QUESTIONS: Suicide
Obviously this is a very big subject and I can’t begin to cover it so I will just address suicide in relation to end of life issues.
I've come to believe that most people who have been told they can’t be fixed, in the months before the dying process begins, will think about suicide. Yet very few people actually follow through with those thoughts. I think those thoughts of ending our life originate from the fears of what life will be like from this point until death occurs. “I am more afraid of this final act of living than I am of being dead. ”We fear the idea of pain, of loss of control, of debilitation, of humiliation and indignities, of isolation, and ultimately of the unknown.
When I think a person is having these thoughts and fears I start addressing the specific fears: No one has to die in pain today; we will keep you mobile and active as long as you have the desire (It may not be active as you know it today but we will help you get your needs and wants met); you are the boss, the keeper and director of your destiny; your dignity will be respected at all times.
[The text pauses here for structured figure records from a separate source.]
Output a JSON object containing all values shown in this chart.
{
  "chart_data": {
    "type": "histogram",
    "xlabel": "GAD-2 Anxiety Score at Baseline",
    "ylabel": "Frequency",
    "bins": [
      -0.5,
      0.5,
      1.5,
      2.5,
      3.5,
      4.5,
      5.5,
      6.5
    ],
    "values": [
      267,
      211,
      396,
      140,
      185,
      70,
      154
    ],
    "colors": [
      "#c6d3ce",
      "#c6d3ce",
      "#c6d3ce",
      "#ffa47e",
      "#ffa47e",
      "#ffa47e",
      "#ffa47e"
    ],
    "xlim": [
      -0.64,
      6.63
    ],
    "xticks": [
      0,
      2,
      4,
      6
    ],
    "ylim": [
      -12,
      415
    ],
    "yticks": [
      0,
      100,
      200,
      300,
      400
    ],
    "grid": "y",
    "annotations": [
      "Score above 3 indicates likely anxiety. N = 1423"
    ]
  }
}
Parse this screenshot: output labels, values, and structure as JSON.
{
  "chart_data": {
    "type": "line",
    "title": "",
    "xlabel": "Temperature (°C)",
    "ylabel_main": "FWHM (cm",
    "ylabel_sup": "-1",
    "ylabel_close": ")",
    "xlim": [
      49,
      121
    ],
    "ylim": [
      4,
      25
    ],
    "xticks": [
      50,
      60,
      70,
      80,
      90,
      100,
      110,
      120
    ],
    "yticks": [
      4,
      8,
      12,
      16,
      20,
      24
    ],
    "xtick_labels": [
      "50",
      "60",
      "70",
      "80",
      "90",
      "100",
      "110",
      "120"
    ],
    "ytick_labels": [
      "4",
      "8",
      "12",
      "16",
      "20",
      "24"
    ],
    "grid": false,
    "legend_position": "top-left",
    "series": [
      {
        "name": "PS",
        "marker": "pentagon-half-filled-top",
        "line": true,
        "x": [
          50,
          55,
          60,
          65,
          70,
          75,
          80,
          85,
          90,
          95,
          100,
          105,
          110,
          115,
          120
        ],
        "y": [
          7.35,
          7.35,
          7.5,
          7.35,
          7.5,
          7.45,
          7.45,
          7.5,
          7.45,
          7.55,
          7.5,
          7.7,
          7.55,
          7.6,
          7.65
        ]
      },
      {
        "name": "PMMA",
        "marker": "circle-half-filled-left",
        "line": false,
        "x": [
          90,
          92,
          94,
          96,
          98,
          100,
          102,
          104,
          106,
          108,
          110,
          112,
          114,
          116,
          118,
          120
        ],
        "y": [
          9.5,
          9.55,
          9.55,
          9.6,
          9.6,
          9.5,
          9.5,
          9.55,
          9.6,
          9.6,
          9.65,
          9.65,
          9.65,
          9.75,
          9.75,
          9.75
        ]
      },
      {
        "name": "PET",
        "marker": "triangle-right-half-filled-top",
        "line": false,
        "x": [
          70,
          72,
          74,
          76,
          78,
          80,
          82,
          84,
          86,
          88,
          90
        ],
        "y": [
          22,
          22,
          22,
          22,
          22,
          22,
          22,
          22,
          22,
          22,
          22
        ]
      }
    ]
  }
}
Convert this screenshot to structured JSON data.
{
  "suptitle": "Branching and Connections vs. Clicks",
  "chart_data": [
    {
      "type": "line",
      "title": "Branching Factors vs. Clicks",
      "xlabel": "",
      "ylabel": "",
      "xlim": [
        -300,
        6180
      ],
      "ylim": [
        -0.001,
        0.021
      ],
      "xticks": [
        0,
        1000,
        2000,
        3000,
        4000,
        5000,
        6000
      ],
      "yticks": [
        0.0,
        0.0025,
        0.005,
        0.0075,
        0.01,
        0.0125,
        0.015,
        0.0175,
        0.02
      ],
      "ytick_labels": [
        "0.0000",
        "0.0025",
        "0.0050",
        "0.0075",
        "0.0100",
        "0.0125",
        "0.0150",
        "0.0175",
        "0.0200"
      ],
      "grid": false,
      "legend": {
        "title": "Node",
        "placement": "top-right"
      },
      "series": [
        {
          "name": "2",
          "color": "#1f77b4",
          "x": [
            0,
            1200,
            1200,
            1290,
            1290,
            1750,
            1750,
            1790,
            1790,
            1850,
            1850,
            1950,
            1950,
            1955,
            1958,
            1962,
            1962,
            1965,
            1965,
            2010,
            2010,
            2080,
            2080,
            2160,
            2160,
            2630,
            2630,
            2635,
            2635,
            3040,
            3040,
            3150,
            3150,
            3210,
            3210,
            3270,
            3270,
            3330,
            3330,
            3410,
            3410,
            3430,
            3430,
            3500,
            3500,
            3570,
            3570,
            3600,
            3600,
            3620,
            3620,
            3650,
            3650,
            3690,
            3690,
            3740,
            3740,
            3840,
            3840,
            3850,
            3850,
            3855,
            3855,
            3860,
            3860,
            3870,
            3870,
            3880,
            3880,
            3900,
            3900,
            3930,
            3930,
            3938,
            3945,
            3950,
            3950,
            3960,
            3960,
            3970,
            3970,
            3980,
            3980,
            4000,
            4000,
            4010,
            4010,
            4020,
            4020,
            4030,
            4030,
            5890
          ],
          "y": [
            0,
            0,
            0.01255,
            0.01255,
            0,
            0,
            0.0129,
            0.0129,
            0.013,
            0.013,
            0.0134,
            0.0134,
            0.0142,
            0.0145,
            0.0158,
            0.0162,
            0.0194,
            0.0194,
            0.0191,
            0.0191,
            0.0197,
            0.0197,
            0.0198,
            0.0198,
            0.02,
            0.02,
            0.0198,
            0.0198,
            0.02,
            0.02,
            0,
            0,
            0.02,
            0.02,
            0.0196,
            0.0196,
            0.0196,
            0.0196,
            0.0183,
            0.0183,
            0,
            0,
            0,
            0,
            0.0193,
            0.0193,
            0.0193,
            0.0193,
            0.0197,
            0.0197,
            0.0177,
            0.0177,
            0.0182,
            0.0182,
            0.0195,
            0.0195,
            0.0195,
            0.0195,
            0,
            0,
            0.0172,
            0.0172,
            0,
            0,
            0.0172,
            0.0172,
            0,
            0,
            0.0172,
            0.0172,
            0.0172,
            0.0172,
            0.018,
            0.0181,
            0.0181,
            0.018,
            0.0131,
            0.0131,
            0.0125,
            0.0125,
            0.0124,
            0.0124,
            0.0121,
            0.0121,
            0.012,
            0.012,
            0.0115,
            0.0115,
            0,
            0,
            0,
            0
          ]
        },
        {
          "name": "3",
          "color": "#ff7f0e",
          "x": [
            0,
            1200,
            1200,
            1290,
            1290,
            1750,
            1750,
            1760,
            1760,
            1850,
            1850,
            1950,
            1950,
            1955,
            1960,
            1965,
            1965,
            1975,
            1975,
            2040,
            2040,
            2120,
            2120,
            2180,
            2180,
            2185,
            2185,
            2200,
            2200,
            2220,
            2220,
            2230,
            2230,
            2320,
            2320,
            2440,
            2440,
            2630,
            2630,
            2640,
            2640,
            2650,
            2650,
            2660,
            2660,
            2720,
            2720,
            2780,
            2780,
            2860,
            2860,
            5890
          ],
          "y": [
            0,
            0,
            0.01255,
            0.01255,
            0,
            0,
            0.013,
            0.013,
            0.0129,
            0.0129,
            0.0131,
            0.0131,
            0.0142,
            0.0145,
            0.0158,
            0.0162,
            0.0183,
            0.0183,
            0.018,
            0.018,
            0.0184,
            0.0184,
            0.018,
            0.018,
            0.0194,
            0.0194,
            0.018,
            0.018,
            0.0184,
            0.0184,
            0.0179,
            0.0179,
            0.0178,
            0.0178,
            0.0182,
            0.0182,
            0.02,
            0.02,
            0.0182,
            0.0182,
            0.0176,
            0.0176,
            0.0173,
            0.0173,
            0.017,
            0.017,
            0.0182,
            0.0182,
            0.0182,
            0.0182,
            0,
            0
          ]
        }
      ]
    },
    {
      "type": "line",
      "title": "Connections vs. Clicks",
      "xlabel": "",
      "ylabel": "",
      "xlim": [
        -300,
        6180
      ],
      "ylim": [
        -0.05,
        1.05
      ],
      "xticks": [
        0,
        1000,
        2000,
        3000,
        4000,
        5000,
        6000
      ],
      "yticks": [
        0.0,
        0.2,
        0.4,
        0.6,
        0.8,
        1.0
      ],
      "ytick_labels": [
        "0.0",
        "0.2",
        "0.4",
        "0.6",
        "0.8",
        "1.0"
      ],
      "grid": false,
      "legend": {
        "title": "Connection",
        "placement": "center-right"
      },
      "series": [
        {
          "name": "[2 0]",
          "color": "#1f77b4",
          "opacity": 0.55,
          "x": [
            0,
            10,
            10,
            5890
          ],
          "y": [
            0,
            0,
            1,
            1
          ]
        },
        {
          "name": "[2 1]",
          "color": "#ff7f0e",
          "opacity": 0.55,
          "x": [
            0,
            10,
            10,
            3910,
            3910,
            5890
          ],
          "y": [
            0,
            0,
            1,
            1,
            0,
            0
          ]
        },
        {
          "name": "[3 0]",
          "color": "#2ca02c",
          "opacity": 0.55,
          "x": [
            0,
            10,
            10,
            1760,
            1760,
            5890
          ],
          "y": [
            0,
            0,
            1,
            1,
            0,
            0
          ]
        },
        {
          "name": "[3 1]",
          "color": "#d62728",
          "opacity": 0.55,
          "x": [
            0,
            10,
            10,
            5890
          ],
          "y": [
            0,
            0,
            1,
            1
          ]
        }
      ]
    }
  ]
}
You are a human being, not a disease and we honor that. You are not alone, ask anything, let’s keep the doors of communication open and I can tell you what it is like to die if you ask me. You will probably sleep through the actual experience. In the weeks before death you will be withdrawn, have turned inward and sleeping most of the time. Your focus will no longer be on this outer world, most will just seem like a dream.
Thinking about suicide is a normal reaction to being told we can’t be fixed. Communication, talking openly about it and the fears initiating those thoughts, neutralizes some of the fear we will all bring to our final challenge.